- Born: Jessica Lyn Keen September 24, 1975 Columbus, Ohio, US
- Died: March 16, 1991 (aged 15) West Jefferson, Ohio, US

= Murder of Jessica Keen =

American murder victim (1975–1991)

Jessica Lyn Keen (September 24, 1975 – March 16, 1991) was an American murder victim, killed in Foster Chapel Cemetery in West Jefferson, Ohio. Her case was profiled on the television programs Unsolved Mysteries, On the Case with Paula Zahn and Dead Silent on Investigation Discovery.

==Early life==

Jessica Lyn Keen, a 15-year-old girl from Columbus, Ohio, was an honor student and cheerleader. However, she quit cheerleading and her grades dropped after meeting and falling in love with 18-year-old Shawn Thompson, a boy at her school. Her parents objected to her seeing the young man, but did not know what to do.

On March 4, 1991, they sought help at a free counselling centre in Columbus and subsequently checked Jessica into Huckleberry House, a facility for troubled teens which offered temporary residence for two weeks along with individual and family counselling sessions. She went missing on 15 March 1991 after saying she was going shopping.

== Body discovered ==

After being missing for two days, Keen was found dead in the early morning hours of March 17 at the back of Foster Chapel Cemetery, 20 miles from the teen facility. She had been raped and badly beaten.
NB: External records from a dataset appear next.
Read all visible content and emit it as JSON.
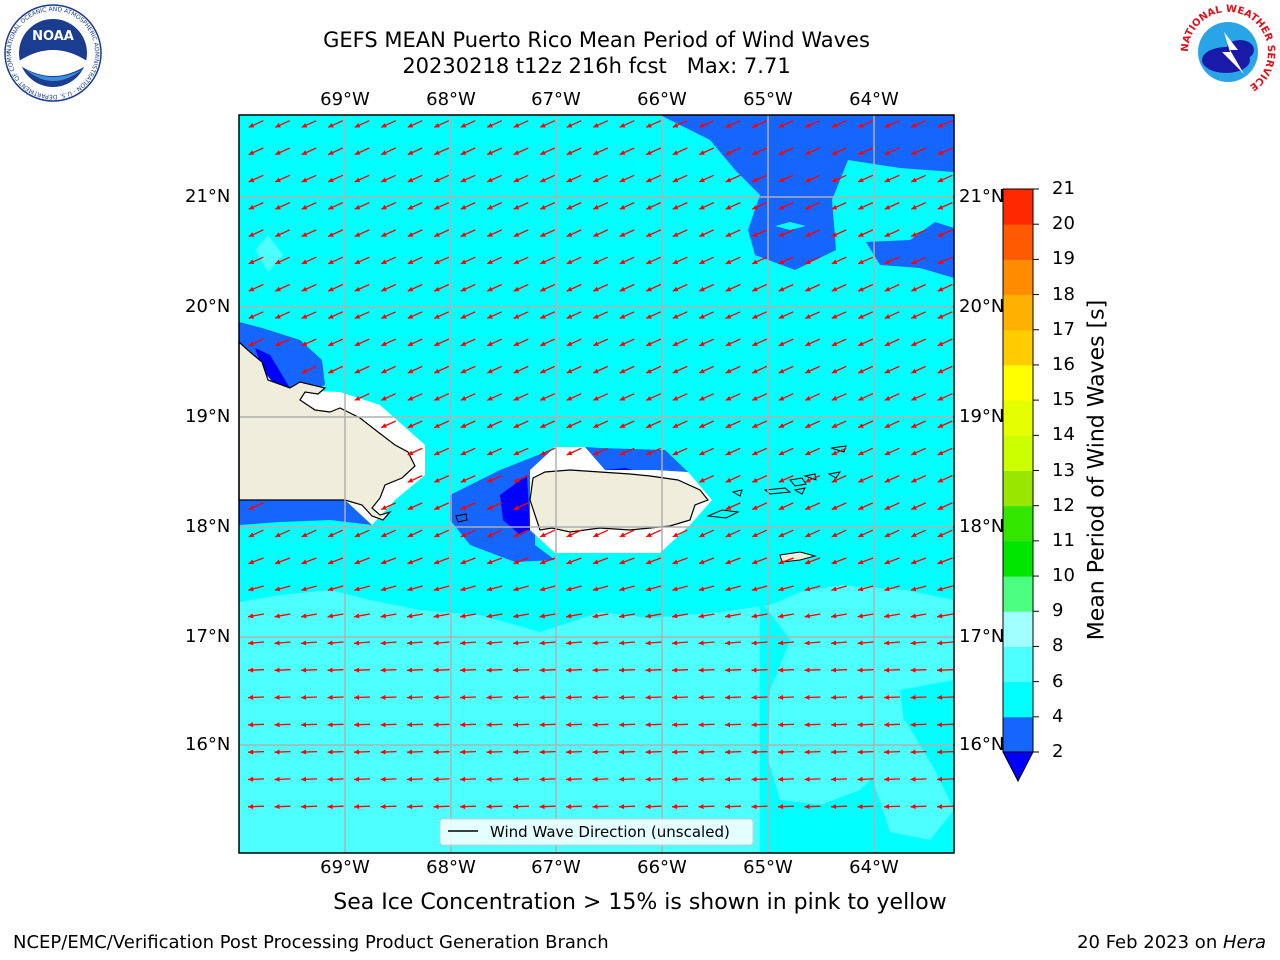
{
  "title": {
    "line1": "GEFS MEAN Puerto Rico Mean Period of Wind Waves",
    "line2": "20230218 t12z 216h fcst",
    "max_text": "Max: 7.71"
  },
  "map": {
    "lon_labels": [
      "69°W",
      "68°W",
      "67°W",
      "66°W",
      "65°W",
      "64°W"
    ],
    "lat_labels": [
      "21°N",
      "20°N",
      "19°N",
      "18°N",
      "17°N",
      "16°N"
    ],
    "legend_label": "Wind Wave Direction (unscaled)",
    "arrow_color": "#ff0000",
    "land_color": "#efeedc",
    "coastline_color": "#000000",
    "grid_color": "#b0b0b0"
  },
  "colorbar": {
    "title": "Mean Period of Wind Waves [s]",
    "tick_labels": [
      "2",
      "4",
      "6",
      "8",
      "9",
      "10",
      "11",
      "12",
      "13",
      "14",
      "15",
      "16",
      "17",
      "18",
      "19",
      "20",
      "21"
    ],
    "colors": [
      "#1565ff",
      "#00ffff",
      "#4dffff",
      "#a0ffff",
      "#4dff80",
      "#00e600",
      "#33e600",
      "#99e600",
      "#ccff00",
      "#e6ff00",
      "#ffff00",
      "#ffcc00",
      "#ffb000",
      "#ff8c00",
      "#ff5a00",
      "#ff2800"
    ],
    "under_color": "#0000ff"
  },
  "caption": "Sea Ice Concentration > 15% is shown in pink to yellow",
  "footer": {
    "left": "NCEP/EMC/Verification Post Processing Product Generation Branch",
    "right_date": "20 Feb 2023 on ",
    "right_host": "Hera"
  },
  "logos": {
    "noaa_text": "NOAA",
    "noaa_ring_text": "NATIONAL OCEANIC AND ATMOSPHERIC ADMINISTRATION · U.S. DEPARTMENT OF COMMERCE",
    "nws_ring_text": "NATIONAL WEATHER SERVICE"
  }
}
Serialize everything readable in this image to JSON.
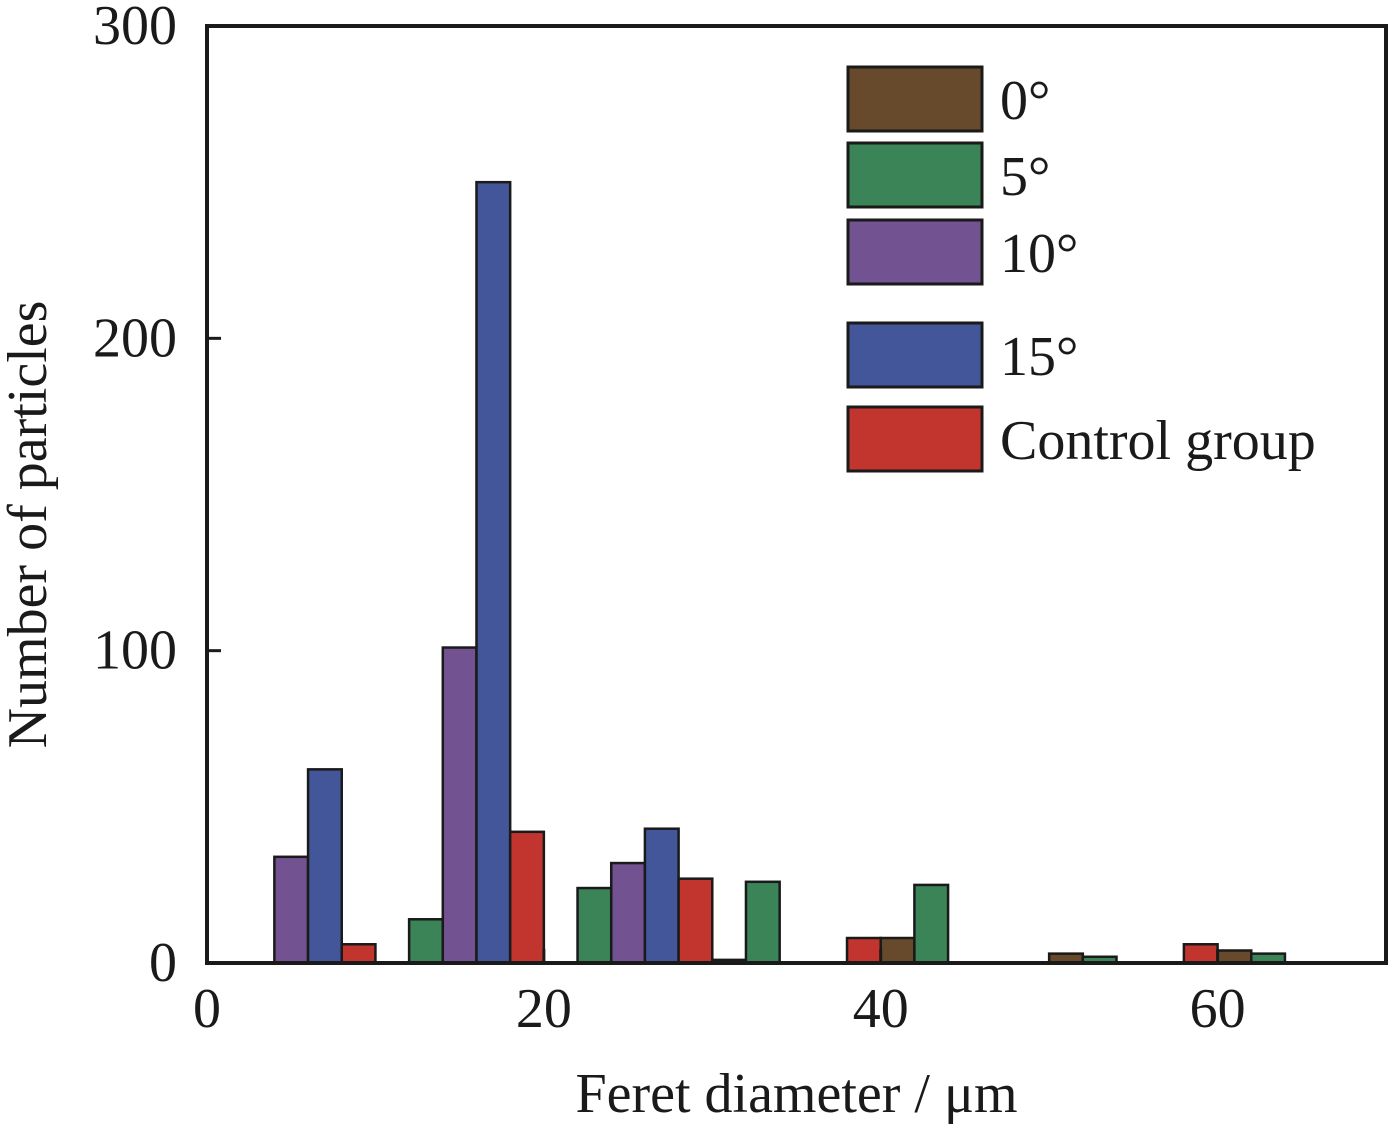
{
  "chart_data": {
    "type": "bar",
    "title": "",
    "xlabel": "Feret diameter / μm",
    "ylabel": "Number of particles",
    "xlim": [
      0,
      70
    ],
    "ylim": [
      0,
      300
    ],
    "xticks": [
      0,
      20,
      40,
      60
    ],
    "yticks": [
      0,
      100,
      200,
      300
    ],
    "grid": false,
    "legend_position": "top-right",
    "bin_width": 2,
    "series": [
      {
        "name": "0°",
        "color": "#664a2b",
        "bars": [
          {
            "x": 31,
            "value": 1
          },
          {
            "x": 41,
            "value": 8
          },
          {
            "x": 51,
            "value": 3
          },
          {
            "x": 61,
            "value": 4
          }
        ]
      },
      {
        "name": "5°",
        "color": "#3a8457",
        "bars": [
          {
            "x": 13,
            "value": 14
          },
          {
            "x": 23,
            "value": 24
          },
          {
            "x": 33,
            "value": 26
          },
          {
            "x": 43,
            "value": 25
          },
          {
            "x": 53,
            "value": 2
          },
          {
            "x": 63,
            "value": 3
          }
        ]
      },
      {
        "name": "10°",
        "color": "#735292",
        "bars": [
          {
            "x": 5,
            "value": 34
          },
          {
            "x": 15,
            "value": 101
          },
          {
            "x": 25,
            "value": 32
          }
        ]
      },
      {
        "name": "15°",
        "color": "#43569a",
        "bars": [
          {
            "x": 7,
            "value": 62
          },
          {
            "x": 17,
            "value": 250
          },
          {
            "x": 27,
            "value": 43
          }
        ]
      },
      {
        "name": "Control group",
        "color": "#c2352e",
        "bars": [
          {
            "x": 9,
            "value": 6
          },
          {
            "x": 19,
            "value": 42
          },
          {
            "x": 29,
            "value": 27
          },
          {
            "x": 39,
            "value": 8
          },
          {
            "x": 59,
            "value": 6
          }
        ]
      }
    ]
  }
}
She was still wearing her ring and watch, but a gold pendant with the word "Taken" that her boyfriend gave her was nowhere to be found.

Her boyfriend Shawn was the prime suspect, but DNA tests proved he was not responsible. Police theorized that she had escaped her abductors and ran to the cemetery. Evidence in the cemetery shows she tried to hide behind grave stones, a pair of her socks was found, and a knee imprint in the mud behind a grave stone was found near the socks. She was killed near a fence in the cemetery, presumably by her abductors, who had followed her.

Her family has since placed a cross with her name on it where her body was discovered near the fence in the cemetery.

==Arrest==
On 28 March 2008 police arrested 51 year old Marvin Lee Smith Jr., after DNA evidence found at the crime scene was resubmitted. Smith was charged with unlawful sexual conduct on Keen, a felony, and was extradited to Ohio to face charges.

In 2009, Smith pleaded guilty to first degree murder in a Madison County courtroom, confirming he had raped and murdered Keen. Smith admitted he abducted Keen from a bus stop near the counselling centre she was staying at on 15 March 1991. Evidence showed Keen had escaped his car and run into Foster Chapel Cemetery, where she collided with a fence post and fell. Smith beat Keen to death with a tombstone. He then discarded it over a nearby fence.

In exchange for his admission of guilt, Smith avoided a death penalty trial that was set for March 2009. He pleaded guilty to one charge of aggravated murder, with specifications of rape and kidnapping, and was sentenced to 30 years to life in prison.